The groups expressed concern over the worsening human rights situation in the country, particularly on Negros island where the recent mass arrests were just the latest in a string of cases of harassment and assaults and even extrajudicial killings against farmers and land rights defenders.
They condemned, in particular, the arrests of members of the Kilusang Magbubukid ng Pilipinas (Peasant Movement of the Philippines or KMP) and the National Federation of Sugar Workers (NFSW). The two have long advanced the calls for the distribution of land and resources to tillers and small food growers.
“There is an obvious campaign that systematically targets groups critical of government policies, including on rural development and agrarian reform. These include the use of court-issued search warrants along with the alleged planting of firearms and explosives as evidence to legitimize police and military operations,” part of the statement read.
The local police and military allegedly seized firearms and ammunition during the simultaneous raids of provincial offices of several progressive groups.
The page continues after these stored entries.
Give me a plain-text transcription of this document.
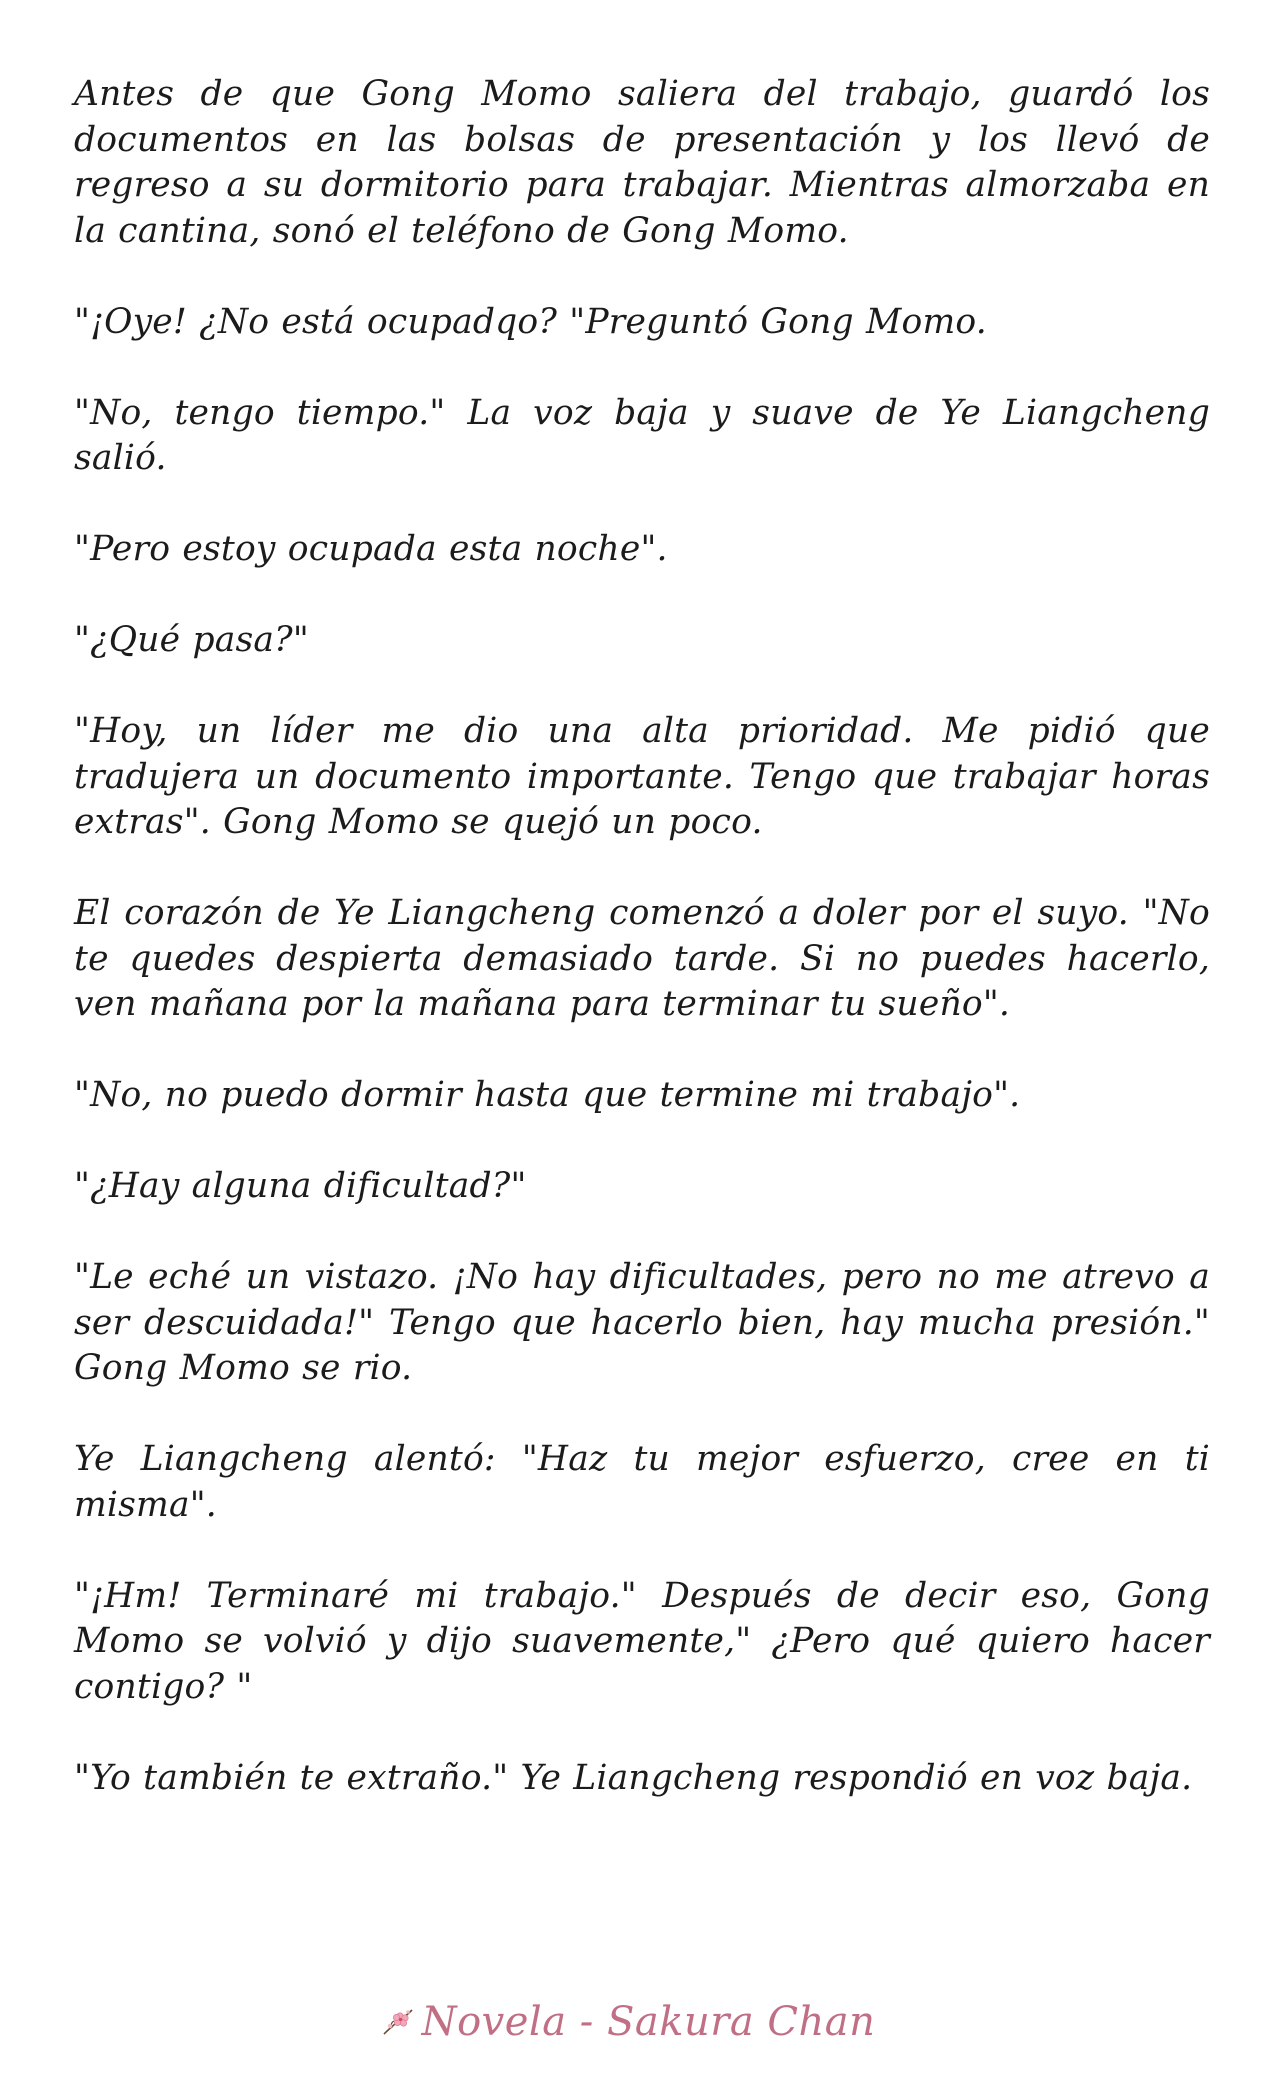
Antes de que Gong Momo saliera del trabajo, guardó los documentos en las bolsas de presentación y los llevó de regreso a su dormitorio para trabajar. Mientras almorzaba en la cantina, sonó el teléfono de Gong Momo.

"¡Oye! ¿No está ocupadqo? "Preguntó Gong Momo.

"No, tengo tiempo." La voz baja y suave de Ye Liangcheng salió.

"Pero estoy ocupada esta noche".

"¿Qué pasa?"

"Hoy, un líder me dio una alta prioridad. Me pidió que tradujera un documento importante. Tengo que trabajar horas extras". Gong Momo se quejó un poco.

El corazón de Ye Liangcheng comenzó a doler por el suyo. "No te quedes despierta demasiado tarde. Si no puedes hacerlo, ven mañana por la mañana para terminar tu sueño".

"No, no puedo dormir hasta que termine mi trabajo".

"¿Hay alguna dificultad?"

"Le eché un vistazo. ¡No hay dificultades, pero no me atrevo a ser descuidada!" Tengo que hacerlo bien, hay mucha presión." Gong Momo se rio.

Ye Liangcheng alentó: "Haz tu mejor esfuerzo, cree en ti misma".

"¡Hm! Terminaré mi trabajo." Después de decir eso, Gong Momo se volvió y dijo suavemente," ¿Pero qué quiero hacer contigo? "

"Yo también te extraño." Ye Liangcheng respondió en voz baja.

Novela - Sakura Chan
Local human rights watchdogs later belied this claim and denounced the counterinsurgency operations used to justify the persecution of people’s organizations.
Many of the arrested individuals were indeed targeted because of alleged links to armed insurgents in the region. “We join the campaign for a peaceful resolution to the armed conflict by addressing what fuels it in the Philippine countryside — the abject landlessness and poverty of rural people,” according to the statement.
Fifty national organizations signed the statement and are joined by nine regional and global networks led by PAN Asia Pacific (PANAP); Asian Peasant Coalition (APC); Coalition of Agricultural Workers International (CAWI); Asian Rural Women’s Coalition (ARWC); GRAIN; Asia Pacific Forum on Women, Law and Development (APWLD); Asia Pacific Research Network (APRN); European Network for Justice and Peace in the Philippines; and Youth for Food Sovereignty (YFS).
The groups noted that violent and repressive policies have only historically stoked greater social unrest. The filing of fabricated cases could also further threaten the safety and wellbeing of community leaders and activists.
“They are vulnerable enough to violence without legal persecution making it even more daunting for them to work unencumbered by fear for their life. The government crackdown on them serves only to subdue the sectors they help mobilize against everyday injustices,” the statement concluded.